Pero para que el plan de Iglesias cuaje, primero ha de fallar la estrategia de Sánchez. Una estrategia que necesita, en primer lugar, que los españoles no interpreten las próximas elecciones generales como un duelo entre Sánchez y Feijóo, donde el PP tiene todas las de ganar, sino como un enfrentamiento del ticket electoral de Sánchez-Díaz contra el de Feijóo-Abascal, donde el que tiene todas las de ganar es el PSOE.

Y en segundo lugar, y no menos importante, que Yolanda Díaz quede por delante de Vox y en ningún caso por detrás de Podemos.

El punto débil del plan de Sánchez, más que la supuesta fortaleza de un Feijóo que no tendrá tan fácil conseguir lo que sólo José María Aznar ha conseguido en 45 años de democracia (ganar en las urnas a un presidente del Gobierno) es la flojera de Díaz. Y la insistencia de los medios sanchistas en la «buena valoración» de la ministra de Trabajo entre los españoles, un dato que políticos y analistas saben que no sirve de nada, es el más evidente reconocimiento de que Yolanda Díaz no carbura en los sondeos.

El plan de Iglesias no carece tampoco de puntos débiles, y entre ellos el del ventajismo de los nacionalistas, cuyo ADN les llevará a subirse al caballo ganador en cuanto este haya superado la meta. También el de la bisoñez estratégica de una Irene Montero a la que dios llamó por el camino del grito, pero no por el de la política.
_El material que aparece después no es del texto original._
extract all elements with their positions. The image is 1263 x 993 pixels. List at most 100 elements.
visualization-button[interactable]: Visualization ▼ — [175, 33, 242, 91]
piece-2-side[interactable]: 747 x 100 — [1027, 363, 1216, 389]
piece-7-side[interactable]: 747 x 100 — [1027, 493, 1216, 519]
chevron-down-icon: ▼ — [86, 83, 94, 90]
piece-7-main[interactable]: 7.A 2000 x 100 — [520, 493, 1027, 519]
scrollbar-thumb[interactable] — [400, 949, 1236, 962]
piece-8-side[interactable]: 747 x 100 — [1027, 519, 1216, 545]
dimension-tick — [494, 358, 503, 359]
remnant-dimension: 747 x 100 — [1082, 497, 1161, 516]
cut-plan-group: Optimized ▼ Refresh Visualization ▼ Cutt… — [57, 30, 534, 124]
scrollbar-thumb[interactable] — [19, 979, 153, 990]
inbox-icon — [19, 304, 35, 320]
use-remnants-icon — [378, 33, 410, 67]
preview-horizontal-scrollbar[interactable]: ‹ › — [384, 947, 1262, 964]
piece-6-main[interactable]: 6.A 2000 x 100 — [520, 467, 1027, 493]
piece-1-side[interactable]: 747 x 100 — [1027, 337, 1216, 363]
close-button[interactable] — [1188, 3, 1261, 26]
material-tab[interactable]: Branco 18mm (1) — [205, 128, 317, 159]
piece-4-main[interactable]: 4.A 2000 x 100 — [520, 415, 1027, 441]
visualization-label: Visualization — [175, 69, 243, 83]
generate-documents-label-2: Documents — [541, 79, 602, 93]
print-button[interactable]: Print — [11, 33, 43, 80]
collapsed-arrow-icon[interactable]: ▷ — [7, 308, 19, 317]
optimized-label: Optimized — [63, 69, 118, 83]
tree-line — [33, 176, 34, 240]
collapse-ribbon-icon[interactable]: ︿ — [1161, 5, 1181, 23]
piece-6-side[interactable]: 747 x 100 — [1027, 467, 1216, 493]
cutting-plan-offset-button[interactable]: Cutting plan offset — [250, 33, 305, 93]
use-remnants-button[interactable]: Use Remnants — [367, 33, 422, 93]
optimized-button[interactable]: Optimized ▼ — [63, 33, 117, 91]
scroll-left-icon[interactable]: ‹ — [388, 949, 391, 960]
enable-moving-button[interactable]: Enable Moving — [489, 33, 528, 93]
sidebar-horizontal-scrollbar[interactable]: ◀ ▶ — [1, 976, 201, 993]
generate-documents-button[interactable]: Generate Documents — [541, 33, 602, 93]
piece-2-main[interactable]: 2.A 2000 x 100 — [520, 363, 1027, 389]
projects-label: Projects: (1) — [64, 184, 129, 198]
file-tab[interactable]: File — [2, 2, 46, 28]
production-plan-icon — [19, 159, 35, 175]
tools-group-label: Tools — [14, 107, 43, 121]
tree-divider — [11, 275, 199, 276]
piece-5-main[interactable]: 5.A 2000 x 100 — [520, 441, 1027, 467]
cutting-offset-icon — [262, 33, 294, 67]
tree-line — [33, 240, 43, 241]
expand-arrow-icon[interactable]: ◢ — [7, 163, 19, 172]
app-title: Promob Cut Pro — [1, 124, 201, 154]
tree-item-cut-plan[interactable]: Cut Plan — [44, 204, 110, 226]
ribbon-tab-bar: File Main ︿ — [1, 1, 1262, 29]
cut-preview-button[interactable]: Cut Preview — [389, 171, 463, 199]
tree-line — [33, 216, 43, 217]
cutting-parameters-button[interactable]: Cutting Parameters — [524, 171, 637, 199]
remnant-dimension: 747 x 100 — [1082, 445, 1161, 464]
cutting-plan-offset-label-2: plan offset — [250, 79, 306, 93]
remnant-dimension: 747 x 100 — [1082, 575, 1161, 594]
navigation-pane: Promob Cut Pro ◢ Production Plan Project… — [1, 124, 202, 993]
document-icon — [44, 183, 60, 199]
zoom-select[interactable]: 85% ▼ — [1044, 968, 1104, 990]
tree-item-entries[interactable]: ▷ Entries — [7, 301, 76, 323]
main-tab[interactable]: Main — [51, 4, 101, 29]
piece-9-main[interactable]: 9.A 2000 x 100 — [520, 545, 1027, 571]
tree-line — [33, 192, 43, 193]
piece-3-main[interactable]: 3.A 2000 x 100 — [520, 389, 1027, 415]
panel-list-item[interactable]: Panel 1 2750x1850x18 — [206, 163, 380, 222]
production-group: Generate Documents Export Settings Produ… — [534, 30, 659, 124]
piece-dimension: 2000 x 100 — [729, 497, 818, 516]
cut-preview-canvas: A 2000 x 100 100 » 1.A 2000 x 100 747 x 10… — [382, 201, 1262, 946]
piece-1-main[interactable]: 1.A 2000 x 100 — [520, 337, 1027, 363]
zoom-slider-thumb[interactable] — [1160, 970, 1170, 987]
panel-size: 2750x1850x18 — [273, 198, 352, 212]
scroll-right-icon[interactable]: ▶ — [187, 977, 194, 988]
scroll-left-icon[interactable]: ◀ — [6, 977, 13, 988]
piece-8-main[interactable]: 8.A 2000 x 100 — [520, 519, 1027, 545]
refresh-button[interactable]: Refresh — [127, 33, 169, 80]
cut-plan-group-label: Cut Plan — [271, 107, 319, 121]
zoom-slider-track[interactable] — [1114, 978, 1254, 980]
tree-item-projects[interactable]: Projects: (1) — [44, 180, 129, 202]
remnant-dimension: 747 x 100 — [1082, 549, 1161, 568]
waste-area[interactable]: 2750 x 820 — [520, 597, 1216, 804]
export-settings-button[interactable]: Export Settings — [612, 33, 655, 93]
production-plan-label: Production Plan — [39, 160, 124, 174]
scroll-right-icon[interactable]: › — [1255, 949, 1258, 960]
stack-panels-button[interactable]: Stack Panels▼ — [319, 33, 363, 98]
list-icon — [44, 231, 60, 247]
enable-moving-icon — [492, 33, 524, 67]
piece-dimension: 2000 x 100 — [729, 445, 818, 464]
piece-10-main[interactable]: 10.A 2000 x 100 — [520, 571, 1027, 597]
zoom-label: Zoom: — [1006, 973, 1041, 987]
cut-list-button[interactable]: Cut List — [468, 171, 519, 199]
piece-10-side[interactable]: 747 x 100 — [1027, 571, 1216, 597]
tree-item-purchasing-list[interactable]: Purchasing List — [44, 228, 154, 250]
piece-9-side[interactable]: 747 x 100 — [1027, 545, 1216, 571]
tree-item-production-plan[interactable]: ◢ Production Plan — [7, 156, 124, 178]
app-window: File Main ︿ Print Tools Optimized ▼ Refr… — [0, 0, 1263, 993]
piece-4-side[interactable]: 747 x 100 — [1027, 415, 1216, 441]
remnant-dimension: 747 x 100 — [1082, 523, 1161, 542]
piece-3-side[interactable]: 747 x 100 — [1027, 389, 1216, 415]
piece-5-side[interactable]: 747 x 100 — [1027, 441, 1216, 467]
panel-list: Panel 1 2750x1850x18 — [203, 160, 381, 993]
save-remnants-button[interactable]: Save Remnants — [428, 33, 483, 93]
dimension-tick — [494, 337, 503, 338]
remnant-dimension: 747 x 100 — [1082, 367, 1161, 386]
Pero no está mal tirado el plan de Iglesias, que aspira en definitiva a añadir un elemento de caos en el nuevo escenario que Sánchez ha dibujado para el periodo 2024-2028.

Veremos en cualquier caso si el gran faroleador de Galapagar, que tiene muy poco a perder ya, resiste el tirón mediático yolandista o si le tiemblan las piernas a medio camino y un mal resultado en las municipales y las autonómicas de mayo le lleva a diluir Podemos en esa CEDA de izquierdas rosada como un lechal llamada Sumar.